Hiding in Plain Sight
Software screens digital images for secret messages.
In the weeks after the September 11 terror attacks, reports surfaced that terrorists might have communicated with each other through messages embedded in images posted on the Web. So far, no such hidden communications have been confirmed publicly, but intelligence agencies are certainly keen on finding them if they exist. To aid in the search, a computer scientist at the State University of New York at Binghamton has developed a way to screen digital images for evidence of hidden content.
Binghamton’s Jessica Fridrich says her algorithms examine the numbers that encode color in pixels, the colored or gray dots that make up an image. When an image conceals information-say, a 15-page text file-the numbers that encode its pixel colors are changed slightly. While the human eye can’t see the resulting color changes, Fridrich’s algorithms can detect statistical anomalies in the underlying numbers. In most kinds of image files, Fridrich’s tool can detect the signatures of a number of concealment-or “steganography”-programs, all widely shared in the hacker subculture. Cryptographers must then decode any images that have been altered.

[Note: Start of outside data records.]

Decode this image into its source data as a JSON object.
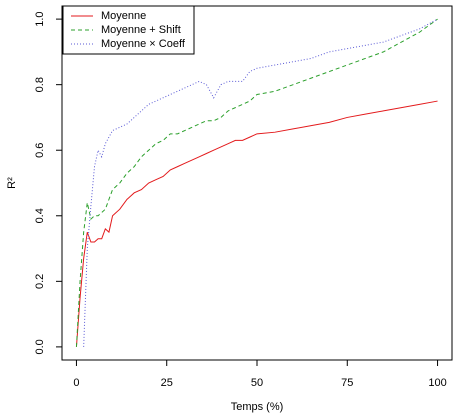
{
  "chart_data": {
    "type": "line",
    "xlabel": "Temps (%)",
    "ylabel": "R²",
    "x": [
      0,
      1,
      2,
      3,
      4,
      5,
      6,
      7,
      8,
      9,
      10,
      12,
      14,
      16,
      18,
      20,
      22,
      24,
      26,
      28,
      30,
      32,
      34,
      36,
      38,
      40,
      42,
      44,
      46,
      48,
      50,
      55,
      60,
      65,
      70,
      75,
      80,
      85,
      90,
      95,
      100
    ],
    "series": [
      {
        "name": "Moyenne",
        "color": "#e31a1c",
        "style": "solid",
        "values": [
          0,
          0.15,
          0.27,
          0.35,
          0.32,
          0.32,
          0.33,
          0.33,
          0.36,
          0.35,
          0.4,
          0.42,
          0.45,
          0.47,
          0.48,
          0.5,
          0.51,
          0.52,
          0.54,
          0.55,
          0.56,
          0.57,
          0.58,
          0.59,
          0.6,
          0.61,
          0.62,
          0.63,
          0.63,
          0.64,
          0.65,
          0.655,
          0.665,
          0.675,
          0.685,
          0.7,
          0.71,
          0.72,
          0.73,
          0.74,
          0.75
        ]
      },
      {
        "name": "Moyenne + Shift",
        "color": "#2ca02c",
        "style": "dashed",
        "values": [
          0,
          0.2,
          0.35,
          0.44,
          0.39,
          0.4,
          0.4,
          0.41,
          0.42,
          0.45,
          0.48,
          0.5,
          0.53,
          0.55,
          0.58,
          0.6,
          0.62,
          0.63,
          0.65,
          0.65,
          0.66,
          0.67,
          0.68,
          0.69,
          0.69,
          0.7,
          0.72,
          0.73,
          0.74,
          0.75,
          0.77,
          0.78,
          0.8,
          0.82,
          0.84,
          0.86,
          0.88,
          0.9,
          0.93,
          0.96,
          1.0
        ]
      },
      {
        "name": "Moyenne × Coeff",
        "color": "#5a5ad6",
        "style": "dotted",
        "values": [
          null,
          null,
          0,
          0.3,
          0.43,
          0.55,
          0.6,
          0.58,
          0.62,
          0.64,
          0.66,
          0.67,
          0.68,
          0.7,
          0.72,
          0.74,
          0.75,
          0.76,
          0.77,
          0.78,
          0.79,
          0.8,
          0.81,
          0.8,
          0.76,
          0.8,
          0.81,
          0.81,
          0.81,
          0.84,
          0.85,
          0.86,
          0.87,
          0.88,
          0.9,
          0.91,
          0.92,
          0.93,
          0.95,
          0.97,
          1.0
        ]
      }
    ],
    "xlim": [
      -4,
      104
    ],
    "ylim": [
      -0.04,
      1.04
    ],
    "xticks": [
      0,
      25,
      50,
      75,
      100
    ],
    "yticks": [
      {
        "value": 0,
        "label": "0.0"
      },
      0.2,
      0.4,
      0.6,
      0.8,
      {
        "value": 1,
        "label": "1.0"
      }
    ],
    "legend": "top-left"
  }
}
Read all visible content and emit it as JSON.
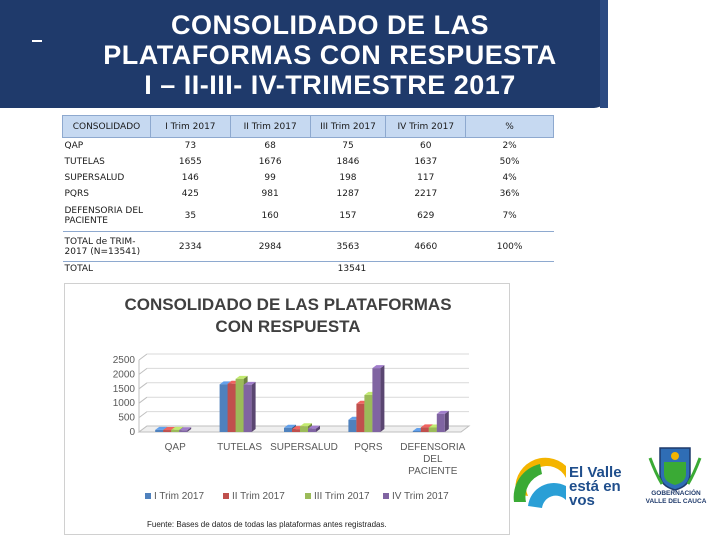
{
  "header": {
    "dash": "-",
    "title_lines": [
      "CONSOLIDADO DE LAS",
      "PLATAFORMAS CON RESPUESTA",
      "I – II-III- IV-TRIMESTRE 2017"
    ],
    "bg_color": "#1f3a6b"
  },
  "table": {
    "columns": [
      "CONSOLIDADO",
      "I Trim 2017",
      "II Trim 2017",
      "III Trim 2017",
      "IV Trim 2017",
      "%"
    ],
    "rows": [
      {
        "label": "QAP",
        "cells": [
          "73",
          "68",
          "75",
          "60",
          "2%"
        ]
      },
      {
        "label": "TUTELAS",
        "cells": [
          "1655",
          "1676",
          "1846",
          "1637",
          "50%"
        ]
      },
      {
        "label": "SUPERSALUD",
        "cells": [
          "146",
          "99",
          "198",
          "117",
          "4%"
        ]
      },
      {
        "label": "PQRS",
        "cells": [
          "425",
          "981",
          "1287",
          "2217",
          "36%"
        ]
      },
      {
        "label": "DEFENSORIA DEL PACIENTE",
        "cells": [
          "35",
          "160",
          "157",
          "629",
          "7%"
        ]
      },
      {
        "label": "TOTAL de TRIM-2017 (N=13541)",
        "cells": [
          "2334",
          "2984",
          "3563",
          "4660",
          "100%"
        ]
      }
    ],
    "total_label": "TOTAL",
    "total_value": "13541"
  },
  "chart_data": {
    "type": "bar",
    "title_lines": [
      "CONSOLIDADO DE LAS PLATAFORMAS",
      "CON RESPUESTA"
    ],
    "categories": [
      "QAP",
      "TUTELAS",
      "SUPERSALUD",
      "PQRS",
      "DEFENSORIA DEL PACIENTE"
    ],
    "category_label_lines": [
      [
        "QAP"
      ],
      [
        "TUTELAS"
      ],
      [
        "SUPERSALUD"
      ],
      [
        "PQRS"
      ],
      [
        "DEFENSORIA",
        "DEL",
        "PACIENTE"
      ]
    ],
    "series": [
      {
        "name": "I Trim 2017",
        "color": "#4f81bd",
        "values": [
          73,
          1655,
          146,
          425,
          35
        ]
      },
      {
        "name": "II Trim 2017",
        "color": "#c0504d",
        "values": [
          68,
          1676,
          99,
          981,
          160
        ]
      },
      {
        "name": "III Trim 2017",
        "color": "#9bbb59",
        "values": [
          75,
          1846,
          198,
          1287,
          157
        ]
      },
      {
        "name": "IV Trim 2017",
        "color": "#8064a2",
        "values": [
          60,
          1637,
          117,
          2217,
          629
        ]
      }
    ],
    "yticks": [
      "0",
      "500",
      "1000",
      "1500",
      "2000",
      "2500"
    ],
    "ylim": [
      0,
      2500
    ],
    "legend": "bottom"
  },
  "source": "Fuente: Bases de datos de todas las plataformas antes registradas.",
  "logos": {
    "valle_lines": [
      "El Valle",
      "está en",
      "vos"
    ],
    "gob_lines": [
      "GOBERNACIÓN",
      "VALLE DEL CAUCA"
    ]
  }
}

Fridrich delivered the first version of the software to her U.S. Air Force sponsors last year. “What they do with it, I’m not allowed to know. We can only assume the government is somehow using it,” she says.
“Her work is first rate,” says computer scientist Rafael Alonso, technical director of Web informatics at Princeton, NJ-based Sarnoff. But the software requires investigators to make preliminary guesses about which Web sites might harbor images with hidden messages. In the future, says Alonso, to narrow the range of images to scan, algorithms like Fridrich’s might be combined with search engine software capable of “shining a flashlight in the sewers of the Web”-dredging obscure sites like personal pages and classified ads that are presumably attractive for covert communications.
Fridrich predicts “sharp competition in the next few years” from other approaches to ferreting out hidden messages. Security won’t come easy, though. Information could be stashed in video and music files as well as photos, for example. Still, Fridrich’s tools mark an important first step toward finding pictures that contain thousands of words.